Currency market update from director of Smart Currency Exchange, Charles Purdy
Key UK inflation data out on Tuesday
A positive end to the week saw sterling recover a little bit of ground against the US dollar as manufacturing production figures for November and the latest UK trade balance came out better than expected. This was the first time sterling had made a gain against the US dollar in over a week. Sterling was also able to continue its recovery against the euro throughout Friday, finishing the week in a marginally improved position.
A quiet week lies ahead on the UK data release front, with tomorrow’s inflation data providing the only key point of interest from the UK this week. After rising unexpectedly in October, UK inflation continued to slide throughout November, and we are expecting to see another drop in price growth to 0.7% for December. With the staggering fall in oil prices no doubt affecting this, it will be interesting to see what core inflation, which discounts volatile data such as energy prices, comes out as. It will also be interesting to see what effect the release has on sterling and the markets perception of when interest rates will rise. So we could see some significant movement for sterling in the first half of this week as the markets forecast and then react to the release, the difficulty is knowing which way the exchange rate will move.
Elsewhere, we will see the release of numerous economic indicators from the US later in the week, which could see sterling subjected to further downward pressure. We also have the European Central Bank meeting announcement on Thursday. So we should expect news from elsewhere to impact on sterling in the second half of the week.

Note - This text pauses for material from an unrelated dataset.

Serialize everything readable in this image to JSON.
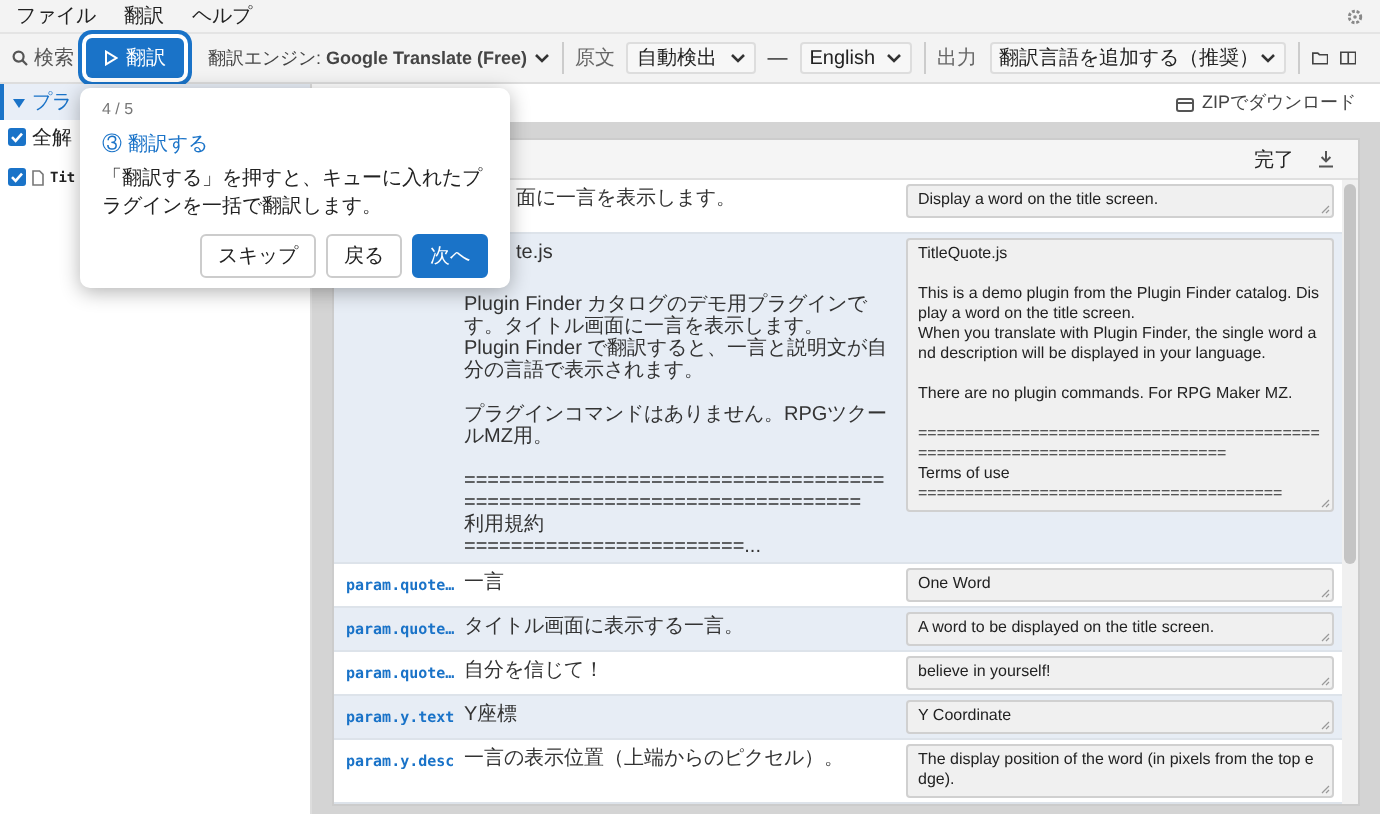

Will the ECB boost the Eurozone economy this week?
Fortunes were mixed for the euro at the end of last week, seeing no single, direct shift in the currency from factors within the Eurozone. The only data it had to go on was industrial production, which showed an unexpected decline in both France and Germany. With this, the euro fell against sterling, but rose over the day against a weaker US dollar. However, the continued negativity meant that the multi-nation currency was still set for a weekly decline for the fourth week in a row, the longest run since September of last year.
This week has a few releases of note that could impact on the currency’s performance, starting with a monthly economic report from Germany. Tomorrow sees the more significant data start with the German ZEW Economic statement, as the euro looks to its largest contributor for support.
Mid-week is somewhat quieter with just the Spanish unemployment rate due, ahead of a much busier Thursday. This is set to be the most significant day, as the European Central Bank (ECB) will release their monthly interest rate decision. While this is unlikely to show much change in itself, the accompanying press conference is always closely scrutinised for any clues as to its outlook for the area. This is particularly relevant thanks to the speculation over quantitative easing and the political uncertainty in Greece. Has Germany finally acquiesced and agreed that the ECB should re-energise the Eurozone economy through a programme of extra funding? If they have this will bring further pressure on the euro.
Friday then rounds off the week with a number of Purchasing Managers’ Index (PMI) figures, with both manufacturing and services due from France and Germany, as well as the figures for the Eurozone as a whole.
US Dollar – can it keep strengthening?
The US dollar had a disappointing end to the week, after disappointing data surrounding wage growth stateside. The average earnings figures showed an unexpected drop, and as a result detracted from speculation that the Federal Reserve will raise interest rates sooner than later. A positive non-farm employment change figure failed to counteract this negativity, and as such we saw the dollar decline against most, including sterling and the euro.
This week starts off slowly for the US dollar on the data front, with only words from a member of the Federal Reserve liable to impact the markets today. Tomorrow returns to the labour market for job openings data, before the more influential data starts mid-week.
Wednesday holds the retail sales figures from the US, as markets look for more evidence of a strong economy, before a busy Thursday. Here we will see some inflation information in the form of the Producers’ Price Index (PPI), which is due alongside the regular unemployment claims figure. Both of these are key areas for the Federal Reserve to consider for their interest rate rise timeline, and as such are sure to be closely watched. Thursday also brings the manufacturing index from the Philadelphia Federal Reserve, before Friday keeps the tempo with some more inflation figures. This will come in the shape of the Consumer Price index (CPI), before the busy week finishes off with consumer sentiment data from the University of Michigan.
Will Australian jobs data undermine the Australian dollar?
The Australian dollar reversed its recent trend and gained against the majority of other currencies on Friday despite weaker-than-expected retail sales. The figure came out on Friday at 0.1% in comparison to last month’s figure of 0.4%. The other minor data from Australia was around the AI Group construction index, which fell 1 point to 44.4.
This week we have important unemployment figures from the Australia – the labour market is forecast to create 3,800 jobs in comparison to last month’s figure of 42,700 jobs. Any improved figure could continue to be a positive sign for the Aussie dollar.
The Swiss franc remains under pressure (particularly against the US dollar), remaining at its lowest point since May 2012. For the week ahead, Switzerland will release fresh retail sales data, out on Friday. This is likely to be the main event this week.